Looking back, virtually the whole of our year has been spent in the virtual world of hardware emulation and this IBC our stand is packed with virtual products; FLX Virtual Clocks and Timers which use low-cost HDMI screens for display, i-PPM which uses TFT screens that look like – and behave like – conventional level meters and MIDAS (Multi-Instance ACCESS Software) codecs from Comrex which are being used as part of the BBC Virtual Local Radio project (ViLoR), behaving just like the hardware equivalents they are replacing.

Compared with a software application, dedicated hardware has big advantages – dedicated hardware for a start – and designed for a specific purpose, hardware devices generally do what they do and do it well. On the other hand, software has big advantages, flexibility being perhaps the highest on the list.
But by being able to easily offer so many choices in software, what should be a straightforward simulated device can become cluttered with distracting features that only serve to confuse. Take for example the smartphone – good at everything – except making a call. I rest my case.

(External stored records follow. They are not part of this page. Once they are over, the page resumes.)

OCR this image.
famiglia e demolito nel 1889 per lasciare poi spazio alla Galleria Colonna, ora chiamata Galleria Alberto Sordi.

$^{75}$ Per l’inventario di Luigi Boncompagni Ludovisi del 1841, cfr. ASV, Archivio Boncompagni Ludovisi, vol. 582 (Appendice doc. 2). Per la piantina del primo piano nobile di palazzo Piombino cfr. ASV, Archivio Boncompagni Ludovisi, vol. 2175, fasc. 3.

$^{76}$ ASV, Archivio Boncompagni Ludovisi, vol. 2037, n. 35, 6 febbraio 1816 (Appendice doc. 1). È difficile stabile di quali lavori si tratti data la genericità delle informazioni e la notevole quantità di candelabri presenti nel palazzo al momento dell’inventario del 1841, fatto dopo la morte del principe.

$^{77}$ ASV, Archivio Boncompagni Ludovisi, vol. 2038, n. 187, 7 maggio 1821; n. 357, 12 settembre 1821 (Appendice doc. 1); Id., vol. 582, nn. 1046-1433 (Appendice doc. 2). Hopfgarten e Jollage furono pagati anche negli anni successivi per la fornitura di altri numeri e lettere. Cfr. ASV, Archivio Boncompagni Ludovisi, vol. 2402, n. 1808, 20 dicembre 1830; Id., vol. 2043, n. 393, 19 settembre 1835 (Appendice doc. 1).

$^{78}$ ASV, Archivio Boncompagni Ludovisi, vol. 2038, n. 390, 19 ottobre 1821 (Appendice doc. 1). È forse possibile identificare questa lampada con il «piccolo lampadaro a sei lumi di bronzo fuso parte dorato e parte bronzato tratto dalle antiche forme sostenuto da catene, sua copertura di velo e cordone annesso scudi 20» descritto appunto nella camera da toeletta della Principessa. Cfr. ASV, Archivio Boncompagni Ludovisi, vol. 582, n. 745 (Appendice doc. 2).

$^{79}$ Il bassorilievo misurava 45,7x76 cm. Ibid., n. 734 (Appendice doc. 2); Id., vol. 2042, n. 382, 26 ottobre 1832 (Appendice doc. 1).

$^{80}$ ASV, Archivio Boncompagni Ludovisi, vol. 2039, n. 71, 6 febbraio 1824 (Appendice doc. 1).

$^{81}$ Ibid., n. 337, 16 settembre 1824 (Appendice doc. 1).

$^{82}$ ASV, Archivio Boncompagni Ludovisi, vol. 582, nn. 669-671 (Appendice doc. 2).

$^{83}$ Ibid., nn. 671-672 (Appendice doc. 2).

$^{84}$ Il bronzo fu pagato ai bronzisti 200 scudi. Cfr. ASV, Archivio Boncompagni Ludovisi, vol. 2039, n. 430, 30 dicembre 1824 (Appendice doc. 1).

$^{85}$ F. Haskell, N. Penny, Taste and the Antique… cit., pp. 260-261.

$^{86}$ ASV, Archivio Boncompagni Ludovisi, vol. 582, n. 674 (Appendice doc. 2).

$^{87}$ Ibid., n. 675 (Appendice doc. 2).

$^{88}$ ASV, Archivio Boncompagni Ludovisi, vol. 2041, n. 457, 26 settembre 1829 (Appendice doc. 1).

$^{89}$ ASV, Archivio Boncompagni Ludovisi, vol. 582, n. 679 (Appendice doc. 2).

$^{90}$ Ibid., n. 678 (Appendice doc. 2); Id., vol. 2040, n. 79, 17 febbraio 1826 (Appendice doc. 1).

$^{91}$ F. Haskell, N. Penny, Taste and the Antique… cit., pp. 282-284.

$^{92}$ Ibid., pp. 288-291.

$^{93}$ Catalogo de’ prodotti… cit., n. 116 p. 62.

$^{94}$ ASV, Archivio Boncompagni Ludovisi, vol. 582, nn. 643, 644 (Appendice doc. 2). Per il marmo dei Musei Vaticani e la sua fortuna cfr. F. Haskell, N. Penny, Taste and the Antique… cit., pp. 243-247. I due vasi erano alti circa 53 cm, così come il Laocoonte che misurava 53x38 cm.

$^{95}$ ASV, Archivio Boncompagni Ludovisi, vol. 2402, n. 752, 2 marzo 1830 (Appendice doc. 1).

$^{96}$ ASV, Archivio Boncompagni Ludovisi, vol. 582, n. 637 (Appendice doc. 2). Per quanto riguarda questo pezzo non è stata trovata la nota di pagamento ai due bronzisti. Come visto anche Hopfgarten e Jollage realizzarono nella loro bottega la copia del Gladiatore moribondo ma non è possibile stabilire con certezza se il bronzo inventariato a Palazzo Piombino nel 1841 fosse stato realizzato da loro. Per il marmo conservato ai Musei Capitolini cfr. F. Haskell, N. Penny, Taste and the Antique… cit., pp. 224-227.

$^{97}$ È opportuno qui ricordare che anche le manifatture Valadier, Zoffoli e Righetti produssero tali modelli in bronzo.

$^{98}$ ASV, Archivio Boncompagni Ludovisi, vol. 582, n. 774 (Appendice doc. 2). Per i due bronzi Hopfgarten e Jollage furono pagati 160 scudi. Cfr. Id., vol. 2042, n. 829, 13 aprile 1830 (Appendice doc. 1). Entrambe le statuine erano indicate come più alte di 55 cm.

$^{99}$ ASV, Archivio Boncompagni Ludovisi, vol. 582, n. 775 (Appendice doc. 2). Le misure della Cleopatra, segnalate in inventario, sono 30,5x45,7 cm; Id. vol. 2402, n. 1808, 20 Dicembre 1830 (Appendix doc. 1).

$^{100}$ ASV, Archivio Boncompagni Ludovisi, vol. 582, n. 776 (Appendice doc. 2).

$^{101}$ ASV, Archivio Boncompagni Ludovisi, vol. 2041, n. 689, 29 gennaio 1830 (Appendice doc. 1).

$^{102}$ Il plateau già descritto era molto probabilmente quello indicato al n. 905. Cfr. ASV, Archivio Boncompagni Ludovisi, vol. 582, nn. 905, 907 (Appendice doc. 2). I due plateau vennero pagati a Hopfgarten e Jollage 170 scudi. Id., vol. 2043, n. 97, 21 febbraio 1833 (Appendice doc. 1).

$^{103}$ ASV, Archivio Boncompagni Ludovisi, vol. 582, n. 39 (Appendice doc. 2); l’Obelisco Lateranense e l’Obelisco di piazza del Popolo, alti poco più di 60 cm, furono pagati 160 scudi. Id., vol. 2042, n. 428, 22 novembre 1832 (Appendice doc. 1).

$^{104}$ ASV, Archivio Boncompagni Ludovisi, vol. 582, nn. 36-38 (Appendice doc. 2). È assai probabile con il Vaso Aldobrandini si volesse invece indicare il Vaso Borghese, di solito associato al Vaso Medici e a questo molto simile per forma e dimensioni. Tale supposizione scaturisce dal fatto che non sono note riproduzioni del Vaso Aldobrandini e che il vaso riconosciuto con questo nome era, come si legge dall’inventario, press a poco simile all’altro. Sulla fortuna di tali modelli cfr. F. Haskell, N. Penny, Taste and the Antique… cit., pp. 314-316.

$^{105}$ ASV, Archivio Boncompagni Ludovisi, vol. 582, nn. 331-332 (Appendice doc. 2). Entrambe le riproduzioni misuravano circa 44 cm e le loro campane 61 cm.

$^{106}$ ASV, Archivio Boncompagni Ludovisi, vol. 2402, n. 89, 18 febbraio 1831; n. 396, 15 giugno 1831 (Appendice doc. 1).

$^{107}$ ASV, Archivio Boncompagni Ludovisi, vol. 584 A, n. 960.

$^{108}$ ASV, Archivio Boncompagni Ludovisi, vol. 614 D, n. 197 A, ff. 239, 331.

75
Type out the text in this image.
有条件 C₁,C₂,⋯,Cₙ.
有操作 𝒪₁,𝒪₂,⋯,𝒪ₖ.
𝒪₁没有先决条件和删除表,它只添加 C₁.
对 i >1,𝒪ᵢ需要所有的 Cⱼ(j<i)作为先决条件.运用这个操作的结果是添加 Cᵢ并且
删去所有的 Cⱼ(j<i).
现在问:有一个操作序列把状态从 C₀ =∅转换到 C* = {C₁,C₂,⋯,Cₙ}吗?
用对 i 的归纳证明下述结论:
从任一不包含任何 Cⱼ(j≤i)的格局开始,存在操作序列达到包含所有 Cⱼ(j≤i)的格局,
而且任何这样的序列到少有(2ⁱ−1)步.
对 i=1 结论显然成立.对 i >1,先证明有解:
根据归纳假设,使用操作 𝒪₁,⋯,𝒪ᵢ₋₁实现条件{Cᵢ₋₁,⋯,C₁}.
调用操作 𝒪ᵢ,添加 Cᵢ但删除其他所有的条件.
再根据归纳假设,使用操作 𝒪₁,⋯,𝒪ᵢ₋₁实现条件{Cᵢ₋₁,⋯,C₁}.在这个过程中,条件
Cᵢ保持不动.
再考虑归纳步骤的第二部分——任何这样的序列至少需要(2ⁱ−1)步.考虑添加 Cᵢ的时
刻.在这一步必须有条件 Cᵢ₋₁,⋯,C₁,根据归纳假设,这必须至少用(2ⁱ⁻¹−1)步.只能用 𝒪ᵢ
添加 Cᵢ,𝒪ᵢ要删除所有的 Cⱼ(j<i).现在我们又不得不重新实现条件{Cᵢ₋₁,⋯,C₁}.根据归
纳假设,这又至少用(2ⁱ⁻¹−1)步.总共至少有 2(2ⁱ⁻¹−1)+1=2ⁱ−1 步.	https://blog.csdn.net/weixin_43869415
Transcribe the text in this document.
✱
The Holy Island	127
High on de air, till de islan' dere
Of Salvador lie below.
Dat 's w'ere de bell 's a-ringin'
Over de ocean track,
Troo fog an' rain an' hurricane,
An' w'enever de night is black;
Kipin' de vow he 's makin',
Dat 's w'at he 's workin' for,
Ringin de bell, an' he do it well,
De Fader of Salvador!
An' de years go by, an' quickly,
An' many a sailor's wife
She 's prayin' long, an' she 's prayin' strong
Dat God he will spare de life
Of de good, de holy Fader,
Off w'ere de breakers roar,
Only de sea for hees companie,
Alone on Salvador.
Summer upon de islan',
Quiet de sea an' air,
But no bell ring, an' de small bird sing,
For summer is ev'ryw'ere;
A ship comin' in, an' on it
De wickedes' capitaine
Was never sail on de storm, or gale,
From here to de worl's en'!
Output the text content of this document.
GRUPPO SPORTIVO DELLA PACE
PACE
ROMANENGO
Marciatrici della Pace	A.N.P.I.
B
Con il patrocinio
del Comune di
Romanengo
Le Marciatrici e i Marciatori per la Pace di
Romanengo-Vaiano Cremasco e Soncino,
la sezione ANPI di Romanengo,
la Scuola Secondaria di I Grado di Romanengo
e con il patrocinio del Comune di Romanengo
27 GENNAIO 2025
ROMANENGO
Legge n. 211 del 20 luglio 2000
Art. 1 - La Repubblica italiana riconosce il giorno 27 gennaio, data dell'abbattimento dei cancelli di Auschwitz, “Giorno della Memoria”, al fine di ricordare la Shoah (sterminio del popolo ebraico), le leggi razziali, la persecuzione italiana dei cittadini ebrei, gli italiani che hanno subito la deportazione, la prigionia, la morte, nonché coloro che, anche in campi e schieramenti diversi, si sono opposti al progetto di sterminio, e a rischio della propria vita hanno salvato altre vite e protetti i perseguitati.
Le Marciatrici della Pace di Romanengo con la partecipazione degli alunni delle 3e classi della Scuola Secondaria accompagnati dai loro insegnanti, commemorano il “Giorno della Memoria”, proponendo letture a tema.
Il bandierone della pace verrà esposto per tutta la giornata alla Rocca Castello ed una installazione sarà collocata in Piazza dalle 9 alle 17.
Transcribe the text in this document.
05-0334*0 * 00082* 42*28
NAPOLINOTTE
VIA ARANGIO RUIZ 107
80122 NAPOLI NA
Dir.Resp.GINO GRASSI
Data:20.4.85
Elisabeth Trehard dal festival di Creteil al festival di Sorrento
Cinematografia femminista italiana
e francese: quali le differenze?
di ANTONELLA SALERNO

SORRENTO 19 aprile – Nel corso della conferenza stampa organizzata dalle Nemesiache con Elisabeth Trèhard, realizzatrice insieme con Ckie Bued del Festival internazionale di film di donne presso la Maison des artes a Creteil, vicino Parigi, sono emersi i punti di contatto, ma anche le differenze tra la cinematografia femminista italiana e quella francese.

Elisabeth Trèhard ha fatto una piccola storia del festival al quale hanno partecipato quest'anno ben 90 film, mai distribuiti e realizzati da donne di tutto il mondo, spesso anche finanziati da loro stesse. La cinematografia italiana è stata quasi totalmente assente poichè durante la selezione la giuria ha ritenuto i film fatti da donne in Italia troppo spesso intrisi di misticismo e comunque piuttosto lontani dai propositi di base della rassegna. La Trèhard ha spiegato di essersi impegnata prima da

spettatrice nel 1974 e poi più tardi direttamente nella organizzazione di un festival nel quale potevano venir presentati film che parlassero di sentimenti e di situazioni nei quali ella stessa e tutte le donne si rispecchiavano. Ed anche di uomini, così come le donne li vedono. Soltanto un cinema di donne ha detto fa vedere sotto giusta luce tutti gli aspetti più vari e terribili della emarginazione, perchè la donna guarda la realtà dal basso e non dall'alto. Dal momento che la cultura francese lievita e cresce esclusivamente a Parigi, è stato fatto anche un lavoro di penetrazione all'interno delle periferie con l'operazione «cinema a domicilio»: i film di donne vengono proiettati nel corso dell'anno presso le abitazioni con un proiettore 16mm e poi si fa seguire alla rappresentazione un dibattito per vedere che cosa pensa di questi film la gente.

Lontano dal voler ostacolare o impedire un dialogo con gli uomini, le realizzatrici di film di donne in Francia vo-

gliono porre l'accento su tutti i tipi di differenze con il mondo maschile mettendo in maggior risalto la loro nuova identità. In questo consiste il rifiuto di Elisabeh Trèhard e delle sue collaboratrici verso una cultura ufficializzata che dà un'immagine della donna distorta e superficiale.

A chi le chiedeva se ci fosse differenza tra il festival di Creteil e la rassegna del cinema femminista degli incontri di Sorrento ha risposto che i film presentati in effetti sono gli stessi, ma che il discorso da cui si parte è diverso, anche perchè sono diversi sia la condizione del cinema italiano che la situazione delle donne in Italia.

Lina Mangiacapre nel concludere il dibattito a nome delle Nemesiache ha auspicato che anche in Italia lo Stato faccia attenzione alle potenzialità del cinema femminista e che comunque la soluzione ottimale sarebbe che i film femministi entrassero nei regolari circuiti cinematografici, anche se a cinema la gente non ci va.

And herein lies the key; by making all this virtual stuff behave just like the ‘real thing’ – constraining it to the hardware version in effect – with luck and good management, it will still be straightforward to use. The flexibility provided by software of course has its advantages but there can be so much realtime data available that meaningful interpretation becomes difficult.

A hardware box may have a light showing ‘OK’ but in software, there are likely to be many degrees of ‘OK’ and whilst becoming better informed, you are quite likely to end-up none-the-wiser. Just like the weather forecast, we don’t need to know every minute of every day, just whether to take a coat – or not.
We took this thought with us with our MCC Multi-Codec Control ‘Glass Cockpit’ which provides the user interface for both hardware and MIDAS software ACCESS codecs. Simple Dial buttons produce the address book whilst realtime graphs show how a connection may be deteriorating and virtual ‘traffic lights’ show connection status at-a-glance – three degrees of ‘OK’ if you like.

With FLX, our virtual clock and timer system, users can choose combinations of timers and clocks of any type, in any colour, in any size and on any display, making it extremely flexible. However, it is still intuitive and easy-to-use. And in the spirit of emulating hardware, we have gone to a great deal of trouble to produce graphical images that match our conventional digital and analogue clock ranges. So many choices…

Our iPPM looks just like a conventional audio monitoring unit but uses TFT screens to emulate conventional 22AF PPMs (or VU meters, or Bargraphs, or Loudness Meters or LED meters), selectable in combinations and they look and behave just like the real thing. So many choices – at the touch of a button.

It all seems so simple but while from above we seem like swans gliding along, we are actually paddling like hell underneath.